The Canadian Federation of Independent Business (CFIB), one of the most vocal critics of the Liberal government’s tax changes for private corporations, is continuing to push against elements of the plan. In its pre-budget submission, the organization highlighted concerns around passive income, the tax on split income (TOSI) and transferring businesses to family members.

The federal budget, to be released next winter, will be the Liberal government’s last before the 2019 election. The finance committee will hear testimony from groups this fall.

The CFIB wants the passive income rules changed to grandfather investments accumulated inside a corporation before 2019.

“While the rules on passive investment income announced in the federal budget were simpler than the original proposals, some small business owners who already have passive investments in their business may be unfairly punished with higher corporate tax rates,” the CFIB submission says.

In the 2018 budget, the government introduced a new threshold for passive income, gradually reducing access to the small business tax rate for those with passive investment income exceeding $50,000.

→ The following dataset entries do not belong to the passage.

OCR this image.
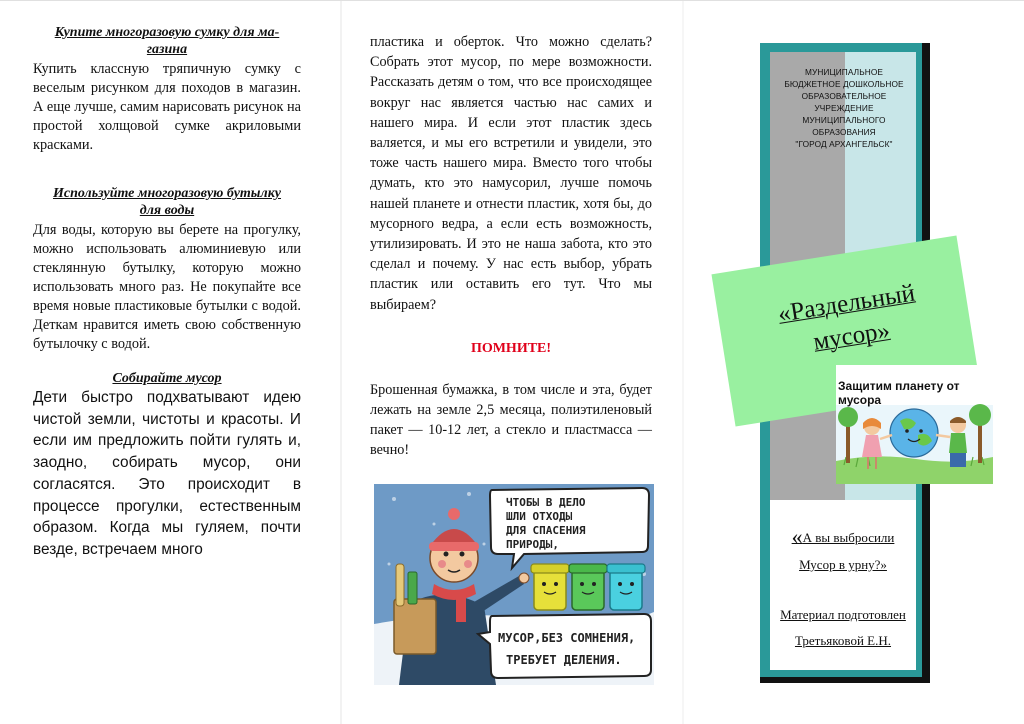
Купите многоразовую сумку для ма-
газина

Купить классную тряпичную сумку с веселым рисунком для походов в магазин. А еще лучше, самим нарисовать рисунок на простой холщовой сумке акриловыми красками.

Используйте многоразовую бутылку
для воды

Для воды, которую вы берете на прогулку, можно использовать алюминиевую или стеклянную бутылку, которую можно использовать много раз. Не покупайте все время новые пластиковые бутылки с водой. Деткам нравится иметь свою собственную бутылочку с водой.

Собирайте мусор

Дети быстро подхватывают идею чистой земли, чистоты и красоты. И если им предложить пойти гулять и, заодно, собирать мусор, они согласятся. Это происходит в процессе прогулки, естественным образом. Когда мы гуляем, почти везде, встречаем много

пластика и оберток. Что можно сделать? Собрать этот мусор, по мере возможности. Рассказать детям о том, что все происходящее вокруг нас является частью нас самих и нашего мира. И если этот пластик здесь валяется, и мы его встретили и увидели, это тоже часть нашего мира. Вместо того чтобы думать, кто это намусорил, лучше помочь нашей планете и отнести пластик, хотя бы, до мусорного ведра, а если есть возможность, утилизировать. И это не наша забота, кто это сделал и почему. У нас есть выбор, убрать пластик или оставить его тут. Что мы выбираем?

ПОМНИТЕ!

Брошенная бумажка, в том числе и эта, будет лежать на земле 2,5 месяца, полиэтиленовый пакет — 10-12 лет, а стекло и пластмасса — вечно!

ЧТОБЫ В ДЕЛО ШЛИ ОТХОДЫ ДЛЯ СПАСЕНИЯ ПРИРОДЫ,
МУСОР,БЕЗ СОМНЕНИЯ, ТРЕБУЕТ ДЕЛЕНИЯ.
МУНИЦИПАЛЬНОЕ
БЮДЖЕТНОЕ ДОШКОЛЬНОЕ
ОБРАЗОВАТЕЛЬНОЕ
УЧРЕЖДЕНИЕ
МУНИЦИПАЛЬНОГО
ОБРАЗОВАНИЯ
"ГОРОД АРХАНГЕЛЬСК"
«Раздельный
мусор»
Защитим планету от мусора
«А вы выбросили
Мусор в урну?»
Материал подготовлен
Третьяковой Е.Н.
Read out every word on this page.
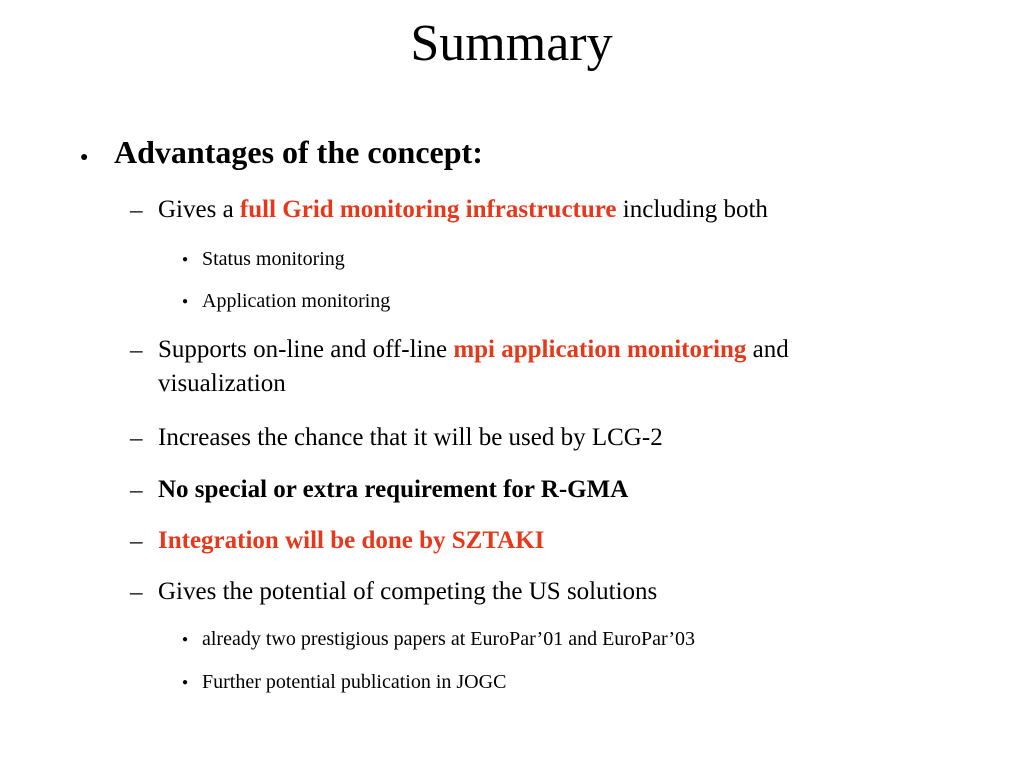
Summary
● Advantages of the concept:
– Gives a full Grid monitoring infrastructure including both
● Status monitoring
● Application monitoring
– Supports on-line and off-line mpi application monitoring and
visualization
– Increases the chance that it will be used by LCG-2
– No special or extra requirement for R-GMA
– Integration will be done by SZTAKI
– Gives the potential of competing the US solutions
● already two prestigious papers at EuroPar’01 and EuroPar’03
● Further potential publication in JOGC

The CFIB is also asking for changes to new rules on the tax on split income (TOSI). The organization wants spouses exempted from the rules, and the implementation of the rules delayed until Jan. 1 or later.

Concerns about transferring businesses are also raised in CFIB’s submission. As more business owners prepare to retire and transfer their businesses to a family member, capital gains rules make this harder than selling to a third party, the submission says. The organization is calling for solutions for intergenerational small business transfers to family members.